Sir Keir Starmer’s government has been coming under increasing pressure over the collapse of the China spying case, with critics claiming ministers were prioritising trade and investment with Beijing over national security.
Senior government officials have accused Starmer’s top security advisers of fatally undermining the CPS case against Cash and Berry, by refusing to provide the necessary court testimony about China for the purposes of the UK Official Secrets Act, the law under which the two men were charged.
There was a row at a meeting in September involving the Home Office, and attended by Jonathan Powell, Starmer’s national security adviser, Matthew Collins, deputy national security adviser, and Olly Robbins, permanent under-secretary at the Foreign Office, according to the senior officials.
The officials claimed the security advisers told the Home Office that Collins would not identify China as an “enemy” in court — which was seen as a key element of any successful prosecution under the Official Secrets Act.
That meant the CPS was no longer confident of securing convictions of Cash and Berry, and so decided to drop the case, the officials said.
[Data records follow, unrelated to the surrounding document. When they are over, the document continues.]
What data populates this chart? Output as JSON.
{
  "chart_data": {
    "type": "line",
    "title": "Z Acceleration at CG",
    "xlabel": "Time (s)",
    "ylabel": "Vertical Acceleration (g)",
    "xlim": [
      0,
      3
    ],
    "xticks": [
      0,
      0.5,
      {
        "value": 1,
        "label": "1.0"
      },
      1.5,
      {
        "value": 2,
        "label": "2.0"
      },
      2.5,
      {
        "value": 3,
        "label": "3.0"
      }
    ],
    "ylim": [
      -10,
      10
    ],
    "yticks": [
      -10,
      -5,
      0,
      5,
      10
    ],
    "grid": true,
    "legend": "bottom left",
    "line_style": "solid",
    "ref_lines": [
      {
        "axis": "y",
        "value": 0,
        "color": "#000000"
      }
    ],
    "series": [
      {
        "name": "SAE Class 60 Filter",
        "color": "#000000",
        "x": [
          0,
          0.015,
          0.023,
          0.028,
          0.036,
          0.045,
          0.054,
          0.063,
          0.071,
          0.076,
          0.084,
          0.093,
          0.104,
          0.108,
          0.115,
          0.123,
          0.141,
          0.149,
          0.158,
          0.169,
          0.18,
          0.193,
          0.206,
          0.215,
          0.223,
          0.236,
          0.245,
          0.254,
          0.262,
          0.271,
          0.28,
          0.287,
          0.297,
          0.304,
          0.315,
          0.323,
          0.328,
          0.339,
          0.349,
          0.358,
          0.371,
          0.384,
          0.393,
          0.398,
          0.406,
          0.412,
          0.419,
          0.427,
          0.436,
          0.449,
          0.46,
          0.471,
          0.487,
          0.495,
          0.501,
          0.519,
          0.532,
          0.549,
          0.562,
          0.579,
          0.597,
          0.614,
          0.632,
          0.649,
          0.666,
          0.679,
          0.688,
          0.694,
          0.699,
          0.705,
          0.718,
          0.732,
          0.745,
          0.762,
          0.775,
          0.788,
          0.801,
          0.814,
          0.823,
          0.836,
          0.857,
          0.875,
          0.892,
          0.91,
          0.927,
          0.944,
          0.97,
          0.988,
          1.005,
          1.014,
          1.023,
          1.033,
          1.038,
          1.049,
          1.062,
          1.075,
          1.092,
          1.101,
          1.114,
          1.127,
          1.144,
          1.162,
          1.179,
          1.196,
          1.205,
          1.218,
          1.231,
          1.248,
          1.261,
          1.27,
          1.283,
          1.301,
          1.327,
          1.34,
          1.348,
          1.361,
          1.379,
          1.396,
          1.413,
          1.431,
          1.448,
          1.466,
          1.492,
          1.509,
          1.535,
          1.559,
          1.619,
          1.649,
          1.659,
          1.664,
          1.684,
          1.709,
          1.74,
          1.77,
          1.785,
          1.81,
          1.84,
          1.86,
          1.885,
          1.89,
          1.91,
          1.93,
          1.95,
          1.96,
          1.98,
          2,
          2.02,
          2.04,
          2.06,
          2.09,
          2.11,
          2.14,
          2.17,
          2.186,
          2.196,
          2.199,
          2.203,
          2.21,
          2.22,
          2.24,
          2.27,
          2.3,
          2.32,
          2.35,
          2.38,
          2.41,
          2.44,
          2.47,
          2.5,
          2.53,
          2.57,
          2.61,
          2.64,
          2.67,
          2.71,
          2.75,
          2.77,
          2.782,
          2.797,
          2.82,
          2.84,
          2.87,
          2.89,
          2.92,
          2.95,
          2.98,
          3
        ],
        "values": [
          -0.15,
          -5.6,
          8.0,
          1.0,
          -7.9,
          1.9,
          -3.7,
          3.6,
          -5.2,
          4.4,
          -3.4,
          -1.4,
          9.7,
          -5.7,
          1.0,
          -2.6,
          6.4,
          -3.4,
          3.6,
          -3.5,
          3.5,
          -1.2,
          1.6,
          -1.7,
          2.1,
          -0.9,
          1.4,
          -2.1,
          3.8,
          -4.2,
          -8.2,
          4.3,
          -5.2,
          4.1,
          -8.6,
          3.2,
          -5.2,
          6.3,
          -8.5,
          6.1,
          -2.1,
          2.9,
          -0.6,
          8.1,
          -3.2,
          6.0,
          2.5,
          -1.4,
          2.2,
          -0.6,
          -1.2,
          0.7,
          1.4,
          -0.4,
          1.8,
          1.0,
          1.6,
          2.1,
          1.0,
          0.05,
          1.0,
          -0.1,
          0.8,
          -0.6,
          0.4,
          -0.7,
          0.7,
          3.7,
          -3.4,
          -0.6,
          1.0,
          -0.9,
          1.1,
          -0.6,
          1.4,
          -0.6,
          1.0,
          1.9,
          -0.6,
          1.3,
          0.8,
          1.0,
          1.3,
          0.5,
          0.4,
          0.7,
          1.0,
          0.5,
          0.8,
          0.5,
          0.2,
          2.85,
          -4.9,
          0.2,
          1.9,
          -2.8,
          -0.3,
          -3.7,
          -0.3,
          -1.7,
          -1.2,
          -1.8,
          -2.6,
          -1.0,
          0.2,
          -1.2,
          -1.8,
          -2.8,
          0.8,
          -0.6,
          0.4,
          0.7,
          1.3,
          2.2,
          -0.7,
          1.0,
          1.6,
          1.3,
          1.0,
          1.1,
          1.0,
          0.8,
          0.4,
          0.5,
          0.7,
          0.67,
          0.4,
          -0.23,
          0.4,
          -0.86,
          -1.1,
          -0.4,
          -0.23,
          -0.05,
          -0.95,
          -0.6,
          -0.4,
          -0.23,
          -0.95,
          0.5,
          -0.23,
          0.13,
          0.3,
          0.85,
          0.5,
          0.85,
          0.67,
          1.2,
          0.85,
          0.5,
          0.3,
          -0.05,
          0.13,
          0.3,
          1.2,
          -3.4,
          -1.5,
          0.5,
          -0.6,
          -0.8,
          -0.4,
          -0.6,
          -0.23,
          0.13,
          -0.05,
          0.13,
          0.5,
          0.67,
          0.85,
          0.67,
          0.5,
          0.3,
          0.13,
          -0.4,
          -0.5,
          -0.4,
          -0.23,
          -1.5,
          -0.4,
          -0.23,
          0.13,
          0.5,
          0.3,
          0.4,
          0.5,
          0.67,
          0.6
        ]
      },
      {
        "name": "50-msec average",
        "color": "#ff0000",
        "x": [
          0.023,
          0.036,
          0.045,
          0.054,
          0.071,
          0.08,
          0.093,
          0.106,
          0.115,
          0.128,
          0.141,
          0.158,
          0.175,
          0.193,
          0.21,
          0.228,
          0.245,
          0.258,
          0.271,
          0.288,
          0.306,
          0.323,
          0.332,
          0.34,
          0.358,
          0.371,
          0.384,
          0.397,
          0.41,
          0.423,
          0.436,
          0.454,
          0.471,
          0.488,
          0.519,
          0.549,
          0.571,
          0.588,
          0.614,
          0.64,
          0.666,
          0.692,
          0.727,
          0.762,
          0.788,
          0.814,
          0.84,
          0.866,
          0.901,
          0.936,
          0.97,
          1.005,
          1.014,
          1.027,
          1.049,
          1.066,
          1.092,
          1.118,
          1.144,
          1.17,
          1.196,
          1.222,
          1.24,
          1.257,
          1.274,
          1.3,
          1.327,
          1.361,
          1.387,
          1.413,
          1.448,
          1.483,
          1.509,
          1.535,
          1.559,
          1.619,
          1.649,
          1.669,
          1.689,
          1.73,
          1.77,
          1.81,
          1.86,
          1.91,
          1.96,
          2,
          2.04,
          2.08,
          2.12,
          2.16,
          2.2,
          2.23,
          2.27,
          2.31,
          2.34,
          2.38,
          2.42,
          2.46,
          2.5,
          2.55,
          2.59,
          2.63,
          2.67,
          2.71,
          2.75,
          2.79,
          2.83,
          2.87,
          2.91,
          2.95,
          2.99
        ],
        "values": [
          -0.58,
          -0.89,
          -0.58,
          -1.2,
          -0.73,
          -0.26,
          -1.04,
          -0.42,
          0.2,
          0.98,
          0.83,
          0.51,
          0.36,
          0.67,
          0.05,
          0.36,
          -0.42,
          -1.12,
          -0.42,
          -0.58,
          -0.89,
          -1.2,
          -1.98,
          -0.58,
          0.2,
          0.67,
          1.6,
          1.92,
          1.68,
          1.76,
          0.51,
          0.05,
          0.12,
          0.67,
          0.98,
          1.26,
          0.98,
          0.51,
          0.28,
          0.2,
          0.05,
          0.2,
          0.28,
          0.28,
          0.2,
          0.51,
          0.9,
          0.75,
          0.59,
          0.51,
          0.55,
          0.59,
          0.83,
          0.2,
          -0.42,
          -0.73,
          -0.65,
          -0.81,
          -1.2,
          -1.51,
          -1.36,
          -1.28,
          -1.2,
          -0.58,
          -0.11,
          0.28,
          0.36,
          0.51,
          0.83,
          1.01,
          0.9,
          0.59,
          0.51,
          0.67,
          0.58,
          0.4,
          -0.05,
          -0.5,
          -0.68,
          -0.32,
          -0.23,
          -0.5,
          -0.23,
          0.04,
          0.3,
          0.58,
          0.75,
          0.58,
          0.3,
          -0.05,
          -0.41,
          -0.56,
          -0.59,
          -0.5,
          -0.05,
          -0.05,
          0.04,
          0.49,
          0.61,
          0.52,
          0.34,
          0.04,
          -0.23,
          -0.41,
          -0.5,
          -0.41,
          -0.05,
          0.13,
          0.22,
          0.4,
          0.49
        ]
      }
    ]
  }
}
In a trial earlier this year, prosecutors — backed by testimony from Collins — argued that an enemy included “any country which presents a threat to our national security”. Six Bulgarian nationals were convicted of spying on behalf of Russia in May as a result.
The Cabinet Office said on Sunday that Powell “did not take any decisions” about the content of Collins’s evidence in relation to the case against Cash and Berry.
It added it was “completely false” to say there was pressure from the top of the government to drop the case.
Some MPs fear the collapse of the case against Cash and Berry risks giving a green light to Beijing to spy at Westminster.
Alicia Kearns, a Conservative MP who was due to appear as a witness before the trial was abandoned, said: “We now know Labour didn’t even have to label China an ‘enemy’ for the trial to proceed, just provide evidence that China poses a threat to our national security and has done for years.
“For our own government to refuse to co-operate with the CPS is without doubt constitutionally improper. Labour has managed to undermine our law enforcement . . . and our prosecutors whilst sending a message to China they won’t protect our democracy.”
The CPS said on Tuesday that the decision to charge Cash and Berry in 2024 was correct but that a ruling in the Bulgarian spying case had clarified the need to seek further evidence that would show China was a threat to the UK’s national security at the time of the alleged offences.
Starmer sought to defend his government’s position on Tuesday, suggesting to reporters the evidence had to reflect the position of the previous Conservative government towards China when the offences were said to have taken place.
“You have to prosecute people on the basis on what was the state of affairs at the time of the offence,” Starmer, a former director of public prosecutions, said.
“As a prosecutor I know that if you’re going to prosecute a case like this, it is what was the situation at the time that matters.”
Conservative MPs have said it was clear that China was a threat at the time of the alleged offences, and that the UK security services had ample evidence of rising threats from Beijing.
The Foreign Office warned in June that “instances of China’s espionage, interference in our democracy and the undermining of our economic security have increased in recent years”.
Sir Ken McCallum, head of MI5, said in 2023 that more than 20,000 people in the UK had been approached online by Chinese spies, describing to the BBC “a sustained campaign on a pretty epic scale”.